In order to move the camera smoothly and in very small distances, it is necessary to use a focusing rail, and control units. This control unit is connected to the camera and the moving rail.
An example of a rail system is shown in the figure below
There is another alternative method that involves extending depth of field by stacking images taken at Different F-stops. This is simpler than focus stacking because each image doesn’t have to be aligned in the post-processing, although it cannot extend the depth of field by as much.
There are some tips for shooting photos for a stack processing you should consider:
- Place your camera on your tripod, turn on live view, switch your lens to manual mode, make sure that your camera is set to manual and dial in your composition.
- Use a remote shutter trigger to avoid any camera movement issues.
- Consider using a precision matte focusing screen for manual focusing.
- Try to choose an aperture in the ‘sweet spot’ of the lens. (The sweet spot of a lens is approximately about 2.5 to 3-stops from the maximum aperture).
- The depth of field you want and your aperture setting determine the number of images you need to shoot in order to get the full subject in focus.

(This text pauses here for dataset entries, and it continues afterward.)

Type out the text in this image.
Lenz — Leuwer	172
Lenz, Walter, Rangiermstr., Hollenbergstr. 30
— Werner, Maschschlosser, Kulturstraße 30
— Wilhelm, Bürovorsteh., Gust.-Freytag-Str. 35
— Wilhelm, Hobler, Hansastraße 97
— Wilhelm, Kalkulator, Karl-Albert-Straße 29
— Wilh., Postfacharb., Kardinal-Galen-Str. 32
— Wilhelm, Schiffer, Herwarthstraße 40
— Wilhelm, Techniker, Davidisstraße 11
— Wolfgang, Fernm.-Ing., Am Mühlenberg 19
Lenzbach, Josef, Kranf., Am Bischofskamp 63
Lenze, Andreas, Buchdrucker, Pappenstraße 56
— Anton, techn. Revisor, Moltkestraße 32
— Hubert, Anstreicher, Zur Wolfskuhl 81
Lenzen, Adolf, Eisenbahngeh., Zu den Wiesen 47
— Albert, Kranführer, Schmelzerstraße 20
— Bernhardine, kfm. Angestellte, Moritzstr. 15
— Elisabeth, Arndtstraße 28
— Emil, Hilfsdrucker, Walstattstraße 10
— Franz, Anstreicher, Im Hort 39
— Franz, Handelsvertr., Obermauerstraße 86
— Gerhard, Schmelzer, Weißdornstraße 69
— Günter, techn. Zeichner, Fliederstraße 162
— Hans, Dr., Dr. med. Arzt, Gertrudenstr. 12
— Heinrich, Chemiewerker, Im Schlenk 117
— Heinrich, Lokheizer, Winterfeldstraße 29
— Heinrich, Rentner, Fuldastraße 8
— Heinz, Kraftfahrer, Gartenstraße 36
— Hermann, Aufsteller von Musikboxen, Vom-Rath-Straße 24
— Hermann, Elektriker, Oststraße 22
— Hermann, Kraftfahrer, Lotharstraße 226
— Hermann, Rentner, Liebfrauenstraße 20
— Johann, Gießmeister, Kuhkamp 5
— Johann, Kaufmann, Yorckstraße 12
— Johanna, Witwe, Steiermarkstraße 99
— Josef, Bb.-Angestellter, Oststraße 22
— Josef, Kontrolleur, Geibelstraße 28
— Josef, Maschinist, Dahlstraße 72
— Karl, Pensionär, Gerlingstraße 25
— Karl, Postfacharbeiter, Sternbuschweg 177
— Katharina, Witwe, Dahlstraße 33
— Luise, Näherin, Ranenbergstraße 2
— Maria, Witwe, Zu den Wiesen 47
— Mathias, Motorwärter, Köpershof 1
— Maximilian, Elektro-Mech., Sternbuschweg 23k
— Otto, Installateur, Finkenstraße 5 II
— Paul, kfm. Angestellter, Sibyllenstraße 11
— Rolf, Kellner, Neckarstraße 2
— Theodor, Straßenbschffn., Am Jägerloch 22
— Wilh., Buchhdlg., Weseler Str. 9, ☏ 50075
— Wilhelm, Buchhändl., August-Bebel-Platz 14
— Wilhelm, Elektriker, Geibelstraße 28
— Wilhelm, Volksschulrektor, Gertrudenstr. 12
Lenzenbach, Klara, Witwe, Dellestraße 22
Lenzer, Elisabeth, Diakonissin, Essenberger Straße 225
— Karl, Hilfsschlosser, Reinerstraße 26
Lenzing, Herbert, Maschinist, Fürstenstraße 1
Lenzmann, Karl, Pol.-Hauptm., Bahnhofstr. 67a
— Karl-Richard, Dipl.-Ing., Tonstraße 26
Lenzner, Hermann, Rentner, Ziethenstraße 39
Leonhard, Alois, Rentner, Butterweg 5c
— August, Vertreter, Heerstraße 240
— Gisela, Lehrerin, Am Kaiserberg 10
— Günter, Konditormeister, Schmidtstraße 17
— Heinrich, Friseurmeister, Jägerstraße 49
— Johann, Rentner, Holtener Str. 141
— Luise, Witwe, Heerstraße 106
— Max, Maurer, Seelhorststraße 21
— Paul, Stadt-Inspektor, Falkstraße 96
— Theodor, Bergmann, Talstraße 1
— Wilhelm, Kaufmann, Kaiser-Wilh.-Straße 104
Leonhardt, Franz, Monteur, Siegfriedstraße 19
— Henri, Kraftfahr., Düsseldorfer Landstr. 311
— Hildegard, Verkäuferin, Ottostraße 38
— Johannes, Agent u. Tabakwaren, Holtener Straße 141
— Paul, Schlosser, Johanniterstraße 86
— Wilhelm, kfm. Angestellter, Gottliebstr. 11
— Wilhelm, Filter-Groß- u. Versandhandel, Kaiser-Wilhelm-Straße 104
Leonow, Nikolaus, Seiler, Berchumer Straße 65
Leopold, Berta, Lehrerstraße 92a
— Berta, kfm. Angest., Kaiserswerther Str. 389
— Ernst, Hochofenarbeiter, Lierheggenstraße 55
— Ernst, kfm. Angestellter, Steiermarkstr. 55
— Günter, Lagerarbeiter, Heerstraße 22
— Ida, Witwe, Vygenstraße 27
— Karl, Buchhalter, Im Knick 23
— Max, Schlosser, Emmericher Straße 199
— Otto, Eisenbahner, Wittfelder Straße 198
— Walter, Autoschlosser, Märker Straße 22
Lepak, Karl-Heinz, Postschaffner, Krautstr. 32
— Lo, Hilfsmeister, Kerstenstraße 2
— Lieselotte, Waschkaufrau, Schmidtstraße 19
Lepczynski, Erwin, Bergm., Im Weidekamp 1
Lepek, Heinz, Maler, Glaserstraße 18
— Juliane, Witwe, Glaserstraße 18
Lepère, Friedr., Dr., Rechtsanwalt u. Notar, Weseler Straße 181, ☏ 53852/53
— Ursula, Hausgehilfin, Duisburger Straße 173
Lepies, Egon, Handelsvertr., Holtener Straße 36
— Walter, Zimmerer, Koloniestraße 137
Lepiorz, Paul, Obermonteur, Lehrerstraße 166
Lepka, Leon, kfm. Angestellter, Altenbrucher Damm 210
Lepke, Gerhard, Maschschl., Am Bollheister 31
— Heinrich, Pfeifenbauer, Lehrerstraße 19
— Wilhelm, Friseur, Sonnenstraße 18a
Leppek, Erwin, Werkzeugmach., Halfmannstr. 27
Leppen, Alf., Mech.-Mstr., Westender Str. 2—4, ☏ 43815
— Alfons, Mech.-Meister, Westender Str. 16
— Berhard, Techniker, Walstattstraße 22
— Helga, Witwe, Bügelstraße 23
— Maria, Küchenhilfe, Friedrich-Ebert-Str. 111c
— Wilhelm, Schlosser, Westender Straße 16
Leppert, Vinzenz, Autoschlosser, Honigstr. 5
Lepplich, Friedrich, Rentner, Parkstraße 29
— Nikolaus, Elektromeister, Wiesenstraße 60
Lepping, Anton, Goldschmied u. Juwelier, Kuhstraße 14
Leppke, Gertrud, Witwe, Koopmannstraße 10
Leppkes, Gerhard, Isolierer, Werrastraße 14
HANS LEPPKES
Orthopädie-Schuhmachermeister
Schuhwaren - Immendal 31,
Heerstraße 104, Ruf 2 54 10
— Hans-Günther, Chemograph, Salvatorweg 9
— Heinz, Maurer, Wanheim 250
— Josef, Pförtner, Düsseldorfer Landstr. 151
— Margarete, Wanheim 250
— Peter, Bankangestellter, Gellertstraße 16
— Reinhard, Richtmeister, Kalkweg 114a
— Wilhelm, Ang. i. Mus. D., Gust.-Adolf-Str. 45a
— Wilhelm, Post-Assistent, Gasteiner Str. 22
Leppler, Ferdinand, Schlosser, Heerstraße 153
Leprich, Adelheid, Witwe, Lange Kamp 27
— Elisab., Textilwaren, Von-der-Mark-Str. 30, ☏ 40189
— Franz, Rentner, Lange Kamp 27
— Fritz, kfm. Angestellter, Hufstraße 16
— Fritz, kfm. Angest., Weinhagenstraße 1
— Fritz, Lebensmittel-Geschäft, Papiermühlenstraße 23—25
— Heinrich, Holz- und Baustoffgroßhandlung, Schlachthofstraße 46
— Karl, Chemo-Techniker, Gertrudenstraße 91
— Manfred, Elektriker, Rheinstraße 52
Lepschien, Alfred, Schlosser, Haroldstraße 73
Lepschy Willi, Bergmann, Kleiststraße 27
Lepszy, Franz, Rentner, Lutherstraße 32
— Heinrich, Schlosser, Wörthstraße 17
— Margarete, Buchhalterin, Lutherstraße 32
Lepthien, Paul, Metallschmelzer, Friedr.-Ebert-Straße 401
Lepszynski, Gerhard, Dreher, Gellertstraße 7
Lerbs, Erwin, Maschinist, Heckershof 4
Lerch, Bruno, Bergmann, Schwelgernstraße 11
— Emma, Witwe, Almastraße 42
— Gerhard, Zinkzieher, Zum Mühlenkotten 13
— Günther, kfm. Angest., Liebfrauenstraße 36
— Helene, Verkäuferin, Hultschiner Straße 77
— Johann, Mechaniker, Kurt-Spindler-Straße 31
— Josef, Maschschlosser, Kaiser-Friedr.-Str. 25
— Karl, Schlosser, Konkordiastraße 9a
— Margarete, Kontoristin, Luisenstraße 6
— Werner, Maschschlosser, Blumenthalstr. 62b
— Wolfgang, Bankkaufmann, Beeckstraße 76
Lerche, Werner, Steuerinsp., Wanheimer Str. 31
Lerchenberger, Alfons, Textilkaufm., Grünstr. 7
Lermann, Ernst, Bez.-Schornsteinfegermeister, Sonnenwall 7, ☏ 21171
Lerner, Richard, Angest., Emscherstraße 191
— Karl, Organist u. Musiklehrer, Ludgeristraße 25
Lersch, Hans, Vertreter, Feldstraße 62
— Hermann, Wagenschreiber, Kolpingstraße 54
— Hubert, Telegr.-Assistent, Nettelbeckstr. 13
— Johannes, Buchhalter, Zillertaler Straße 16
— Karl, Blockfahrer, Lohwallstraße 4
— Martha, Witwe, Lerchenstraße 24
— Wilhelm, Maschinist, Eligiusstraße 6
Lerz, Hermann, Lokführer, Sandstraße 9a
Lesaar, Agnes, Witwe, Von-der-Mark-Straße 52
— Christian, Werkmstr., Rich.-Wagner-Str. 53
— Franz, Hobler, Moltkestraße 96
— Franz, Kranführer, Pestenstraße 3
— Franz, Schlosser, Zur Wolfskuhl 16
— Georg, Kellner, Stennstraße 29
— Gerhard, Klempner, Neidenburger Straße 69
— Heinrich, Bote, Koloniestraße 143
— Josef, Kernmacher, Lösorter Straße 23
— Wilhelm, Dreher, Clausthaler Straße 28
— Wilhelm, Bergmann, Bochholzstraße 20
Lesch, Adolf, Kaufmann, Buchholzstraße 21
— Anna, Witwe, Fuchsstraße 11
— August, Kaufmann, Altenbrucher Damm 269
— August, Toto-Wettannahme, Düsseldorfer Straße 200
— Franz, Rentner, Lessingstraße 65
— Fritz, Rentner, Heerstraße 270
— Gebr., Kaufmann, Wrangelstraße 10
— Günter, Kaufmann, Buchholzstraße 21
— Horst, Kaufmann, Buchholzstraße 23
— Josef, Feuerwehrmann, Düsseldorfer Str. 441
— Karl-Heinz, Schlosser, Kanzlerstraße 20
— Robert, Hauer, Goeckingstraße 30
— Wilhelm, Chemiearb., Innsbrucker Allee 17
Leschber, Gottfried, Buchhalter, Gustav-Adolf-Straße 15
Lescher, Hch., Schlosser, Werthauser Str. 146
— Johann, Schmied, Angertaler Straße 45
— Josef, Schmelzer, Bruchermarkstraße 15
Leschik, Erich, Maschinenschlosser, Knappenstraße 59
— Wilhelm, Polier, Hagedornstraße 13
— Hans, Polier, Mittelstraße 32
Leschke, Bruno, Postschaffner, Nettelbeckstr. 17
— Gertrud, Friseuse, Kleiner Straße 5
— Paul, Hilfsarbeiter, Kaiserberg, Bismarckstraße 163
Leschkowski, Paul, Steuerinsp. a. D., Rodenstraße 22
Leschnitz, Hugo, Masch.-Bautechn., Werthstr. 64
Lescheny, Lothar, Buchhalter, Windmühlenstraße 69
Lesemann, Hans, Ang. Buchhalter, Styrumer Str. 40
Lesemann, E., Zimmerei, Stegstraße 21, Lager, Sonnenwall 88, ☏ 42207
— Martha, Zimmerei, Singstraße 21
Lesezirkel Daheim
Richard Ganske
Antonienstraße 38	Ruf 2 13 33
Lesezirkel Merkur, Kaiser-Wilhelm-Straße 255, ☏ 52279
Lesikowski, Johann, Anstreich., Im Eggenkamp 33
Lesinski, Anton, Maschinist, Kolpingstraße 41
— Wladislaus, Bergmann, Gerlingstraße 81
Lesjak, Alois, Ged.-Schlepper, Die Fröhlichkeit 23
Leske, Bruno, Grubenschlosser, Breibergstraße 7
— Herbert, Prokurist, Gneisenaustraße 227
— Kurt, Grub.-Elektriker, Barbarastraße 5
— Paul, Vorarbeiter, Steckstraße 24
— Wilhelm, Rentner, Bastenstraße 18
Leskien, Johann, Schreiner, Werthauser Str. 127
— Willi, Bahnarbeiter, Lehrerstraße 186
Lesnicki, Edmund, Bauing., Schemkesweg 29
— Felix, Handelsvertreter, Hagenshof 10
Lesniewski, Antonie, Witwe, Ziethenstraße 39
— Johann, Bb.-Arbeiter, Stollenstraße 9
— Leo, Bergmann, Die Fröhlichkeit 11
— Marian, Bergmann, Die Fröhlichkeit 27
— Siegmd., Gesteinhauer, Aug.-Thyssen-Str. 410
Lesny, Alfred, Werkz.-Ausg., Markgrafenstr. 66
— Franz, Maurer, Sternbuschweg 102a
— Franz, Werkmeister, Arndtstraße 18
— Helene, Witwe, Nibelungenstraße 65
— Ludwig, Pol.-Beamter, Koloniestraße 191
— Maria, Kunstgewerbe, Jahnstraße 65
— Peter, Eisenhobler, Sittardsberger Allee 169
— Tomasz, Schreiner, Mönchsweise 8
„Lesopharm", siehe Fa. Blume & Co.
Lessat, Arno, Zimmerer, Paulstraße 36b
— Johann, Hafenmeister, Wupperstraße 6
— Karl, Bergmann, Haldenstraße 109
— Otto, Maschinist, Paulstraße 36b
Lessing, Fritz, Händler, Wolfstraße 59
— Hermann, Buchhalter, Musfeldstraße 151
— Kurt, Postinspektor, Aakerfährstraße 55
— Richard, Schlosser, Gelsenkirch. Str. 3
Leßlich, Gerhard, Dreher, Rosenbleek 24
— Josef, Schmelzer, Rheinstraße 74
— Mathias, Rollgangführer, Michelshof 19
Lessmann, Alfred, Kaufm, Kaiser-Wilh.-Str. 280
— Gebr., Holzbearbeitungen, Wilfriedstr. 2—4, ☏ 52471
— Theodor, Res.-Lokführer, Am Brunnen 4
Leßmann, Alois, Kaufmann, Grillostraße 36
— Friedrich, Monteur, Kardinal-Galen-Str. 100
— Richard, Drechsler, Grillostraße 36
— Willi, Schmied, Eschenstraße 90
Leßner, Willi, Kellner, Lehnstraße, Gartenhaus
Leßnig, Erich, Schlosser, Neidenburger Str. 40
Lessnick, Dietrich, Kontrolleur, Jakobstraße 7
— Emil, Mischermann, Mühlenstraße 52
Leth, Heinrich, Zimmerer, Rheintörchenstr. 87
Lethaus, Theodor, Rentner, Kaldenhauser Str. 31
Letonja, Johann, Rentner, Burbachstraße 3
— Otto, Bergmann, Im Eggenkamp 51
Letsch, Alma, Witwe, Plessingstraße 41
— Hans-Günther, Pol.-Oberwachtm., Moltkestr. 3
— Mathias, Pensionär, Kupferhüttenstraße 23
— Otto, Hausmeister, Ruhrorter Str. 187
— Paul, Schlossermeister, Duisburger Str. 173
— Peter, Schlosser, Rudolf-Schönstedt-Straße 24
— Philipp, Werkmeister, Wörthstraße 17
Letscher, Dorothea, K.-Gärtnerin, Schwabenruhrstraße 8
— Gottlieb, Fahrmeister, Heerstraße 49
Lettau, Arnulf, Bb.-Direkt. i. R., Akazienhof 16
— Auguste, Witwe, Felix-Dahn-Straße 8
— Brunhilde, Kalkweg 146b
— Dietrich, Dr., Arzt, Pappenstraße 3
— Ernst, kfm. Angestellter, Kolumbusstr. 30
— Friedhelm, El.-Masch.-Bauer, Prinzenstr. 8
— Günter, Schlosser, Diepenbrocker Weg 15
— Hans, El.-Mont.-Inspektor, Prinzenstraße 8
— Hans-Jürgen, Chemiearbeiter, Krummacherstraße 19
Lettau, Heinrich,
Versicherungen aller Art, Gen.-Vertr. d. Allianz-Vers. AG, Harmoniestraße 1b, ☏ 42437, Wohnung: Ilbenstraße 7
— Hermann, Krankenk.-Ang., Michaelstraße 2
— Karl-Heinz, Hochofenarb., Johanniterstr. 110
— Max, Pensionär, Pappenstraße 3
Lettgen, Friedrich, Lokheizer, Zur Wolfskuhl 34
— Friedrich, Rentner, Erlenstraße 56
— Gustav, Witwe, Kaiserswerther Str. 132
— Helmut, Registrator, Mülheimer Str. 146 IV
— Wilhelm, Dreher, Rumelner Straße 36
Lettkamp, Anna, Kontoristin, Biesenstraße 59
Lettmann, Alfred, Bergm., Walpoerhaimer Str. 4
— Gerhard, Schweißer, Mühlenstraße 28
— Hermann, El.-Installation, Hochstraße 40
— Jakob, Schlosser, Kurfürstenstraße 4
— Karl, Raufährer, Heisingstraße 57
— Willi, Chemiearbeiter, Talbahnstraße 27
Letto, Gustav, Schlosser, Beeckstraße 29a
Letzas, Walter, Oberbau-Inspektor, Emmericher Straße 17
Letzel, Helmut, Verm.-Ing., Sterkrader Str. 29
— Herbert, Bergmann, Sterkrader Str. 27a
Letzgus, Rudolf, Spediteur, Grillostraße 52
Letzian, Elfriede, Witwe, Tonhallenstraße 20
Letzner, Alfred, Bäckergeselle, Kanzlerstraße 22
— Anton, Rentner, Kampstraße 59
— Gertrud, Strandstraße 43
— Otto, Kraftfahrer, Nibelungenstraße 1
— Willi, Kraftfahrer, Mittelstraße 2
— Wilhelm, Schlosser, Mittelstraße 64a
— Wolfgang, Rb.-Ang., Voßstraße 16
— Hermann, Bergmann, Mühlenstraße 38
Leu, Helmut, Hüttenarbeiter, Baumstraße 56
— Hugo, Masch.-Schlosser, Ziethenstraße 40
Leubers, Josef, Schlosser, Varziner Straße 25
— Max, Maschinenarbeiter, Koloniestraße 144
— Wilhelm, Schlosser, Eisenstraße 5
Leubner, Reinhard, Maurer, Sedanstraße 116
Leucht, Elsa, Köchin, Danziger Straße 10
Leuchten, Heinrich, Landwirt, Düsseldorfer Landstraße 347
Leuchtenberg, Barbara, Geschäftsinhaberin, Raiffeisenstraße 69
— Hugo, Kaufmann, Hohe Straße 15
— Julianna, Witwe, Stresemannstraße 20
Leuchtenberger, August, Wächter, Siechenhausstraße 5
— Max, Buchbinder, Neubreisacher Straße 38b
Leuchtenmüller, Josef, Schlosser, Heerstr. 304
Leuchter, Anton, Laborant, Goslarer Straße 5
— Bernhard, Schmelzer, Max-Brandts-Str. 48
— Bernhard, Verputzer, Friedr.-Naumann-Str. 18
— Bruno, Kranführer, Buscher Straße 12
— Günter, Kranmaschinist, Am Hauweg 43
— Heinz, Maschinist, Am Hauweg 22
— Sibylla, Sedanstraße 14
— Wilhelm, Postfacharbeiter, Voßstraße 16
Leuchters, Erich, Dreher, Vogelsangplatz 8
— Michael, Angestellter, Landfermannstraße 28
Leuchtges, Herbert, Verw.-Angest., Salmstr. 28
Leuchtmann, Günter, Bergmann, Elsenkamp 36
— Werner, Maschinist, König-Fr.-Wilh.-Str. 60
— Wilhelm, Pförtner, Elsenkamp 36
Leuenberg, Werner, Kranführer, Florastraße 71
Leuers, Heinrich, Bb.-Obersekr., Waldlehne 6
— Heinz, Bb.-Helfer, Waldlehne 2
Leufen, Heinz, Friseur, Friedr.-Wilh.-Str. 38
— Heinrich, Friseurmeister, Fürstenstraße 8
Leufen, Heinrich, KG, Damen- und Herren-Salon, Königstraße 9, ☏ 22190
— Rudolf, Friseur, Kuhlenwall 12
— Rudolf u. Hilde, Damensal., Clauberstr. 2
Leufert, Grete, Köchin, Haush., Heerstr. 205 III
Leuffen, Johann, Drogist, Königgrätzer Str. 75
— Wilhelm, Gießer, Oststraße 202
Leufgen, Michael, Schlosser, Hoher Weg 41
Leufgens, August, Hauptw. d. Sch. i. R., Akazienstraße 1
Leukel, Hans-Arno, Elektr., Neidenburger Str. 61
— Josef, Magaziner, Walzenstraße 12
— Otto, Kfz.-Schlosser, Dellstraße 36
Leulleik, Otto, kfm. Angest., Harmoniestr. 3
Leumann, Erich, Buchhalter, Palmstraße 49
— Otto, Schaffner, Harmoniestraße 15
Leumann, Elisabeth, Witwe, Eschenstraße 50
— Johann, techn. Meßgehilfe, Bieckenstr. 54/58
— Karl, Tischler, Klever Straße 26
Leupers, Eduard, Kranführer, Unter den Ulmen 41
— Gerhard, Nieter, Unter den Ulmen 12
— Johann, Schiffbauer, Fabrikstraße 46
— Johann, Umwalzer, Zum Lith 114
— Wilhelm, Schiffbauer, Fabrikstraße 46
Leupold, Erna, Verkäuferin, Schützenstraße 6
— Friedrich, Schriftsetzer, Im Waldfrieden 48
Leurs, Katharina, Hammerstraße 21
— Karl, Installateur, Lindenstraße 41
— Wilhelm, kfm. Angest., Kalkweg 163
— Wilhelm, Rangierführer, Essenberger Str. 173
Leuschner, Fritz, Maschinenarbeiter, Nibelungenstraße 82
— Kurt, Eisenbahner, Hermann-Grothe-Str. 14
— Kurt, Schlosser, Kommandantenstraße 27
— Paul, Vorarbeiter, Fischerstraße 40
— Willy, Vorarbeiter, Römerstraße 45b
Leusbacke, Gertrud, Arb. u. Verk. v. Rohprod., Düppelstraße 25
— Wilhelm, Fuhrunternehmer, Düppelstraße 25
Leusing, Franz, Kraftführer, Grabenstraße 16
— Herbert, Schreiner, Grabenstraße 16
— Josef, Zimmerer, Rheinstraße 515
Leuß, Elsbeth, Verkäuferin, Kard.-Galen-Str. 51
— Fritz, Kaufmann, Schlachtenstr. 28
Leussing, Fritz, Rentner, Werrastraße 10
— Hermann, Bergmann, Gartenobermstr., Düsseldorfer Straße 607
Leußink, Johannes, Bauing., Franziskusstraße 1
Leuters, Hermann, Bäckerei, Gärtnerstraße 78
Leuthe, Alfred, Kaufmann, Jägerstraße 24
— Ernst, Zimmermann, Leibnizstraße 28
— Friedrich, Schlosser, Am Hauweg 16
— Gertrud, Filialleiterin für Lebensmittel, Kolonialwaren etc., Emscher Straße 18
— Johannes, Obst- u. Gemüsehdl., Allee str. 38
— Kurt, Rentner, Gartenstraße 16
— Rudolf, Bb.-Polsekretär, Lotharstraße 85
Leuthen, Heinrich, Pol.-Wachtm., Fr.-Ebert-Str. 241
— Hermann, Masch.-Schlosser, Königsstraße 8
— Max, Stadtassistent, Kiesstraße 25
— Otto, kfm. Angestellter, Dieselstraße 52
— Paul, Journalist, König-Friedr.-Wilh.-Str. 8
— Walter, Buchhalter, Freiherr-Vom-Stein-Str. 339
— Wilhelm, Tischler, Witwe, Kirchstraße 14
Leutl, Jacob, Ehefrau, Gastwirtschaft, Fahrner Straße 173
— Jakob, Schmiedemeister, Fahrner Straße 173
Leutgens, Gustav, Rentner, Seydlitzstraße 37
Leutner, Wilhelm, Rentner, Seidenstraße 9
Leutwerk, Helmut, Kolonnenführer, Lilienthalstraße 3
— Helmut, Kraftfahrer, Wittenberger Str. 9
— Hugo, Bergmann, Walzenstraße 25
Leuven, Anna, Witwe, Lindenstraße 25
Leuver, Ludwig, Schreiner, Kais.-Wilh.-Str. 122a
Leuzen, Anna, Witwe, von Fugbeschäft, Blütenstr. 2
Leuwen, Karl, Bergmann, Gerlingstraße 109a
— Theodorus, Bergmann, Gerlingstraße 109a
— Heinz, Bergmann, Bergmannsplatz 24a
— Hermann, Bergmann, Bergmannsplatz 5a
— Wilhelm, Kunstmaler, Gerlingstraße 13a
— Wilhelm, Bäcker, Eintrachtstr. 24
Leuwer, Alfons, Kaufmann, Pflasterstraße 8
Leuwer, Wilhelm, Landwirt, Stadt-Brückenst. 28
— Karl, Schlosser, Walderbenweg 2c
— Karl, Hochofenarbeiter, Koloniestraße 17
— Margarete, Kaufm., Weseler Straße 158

- It is important to make sure that the depth of field for each subsequent photo overlaps with the depth of field from the prior photo.
- More closely spaced focusing distances often produce more consistent and natural looking sharpness, but this can take a lot longer to capture and requires more storage space.
Step (2) Aligning, merging and blending the photos
The second step is the processing of the photos in specialized software like Helicon Focus, Zerene Stacker, CombineZP, and famous Photoshop. Both Helicon Soft and Zerene Stacker offer 30-day evaluation versions.
In this post, I’m not going to discuss the process of aligning and merging the stacked photos in detail because it depends on the type of software you are going to use. But for Photoshop CS4, the following steps may be used:
- Create one file with all four layers stacked on each of them in a linear arrangement. Please remember to keep the order of the stacked
- Select all four layers, go to Edit>Auto align layers.
- Once the layers are aligned, go to Edit>Auto blend layers.
- Let’s the software run some processing and you will get an image with the sides slightly out of focus. This is caused by auto-alignment and auto-blending.
- Crop the image to get rid of the out of focused areas.
Focus stacking is an amazing and powerful technique to get an extremely tack sharp photo, but it definitely has disadvantages and limitations:
- It takes a comparatively long time to get one photo.
- It usually requires the subject matter to be still.
- It may require a precision focusing device (such as a focusing rail) when large numbers of photos need to be stacked (such as with extreme macro photography).
- It requires specialized software to align and merge/blend the photos.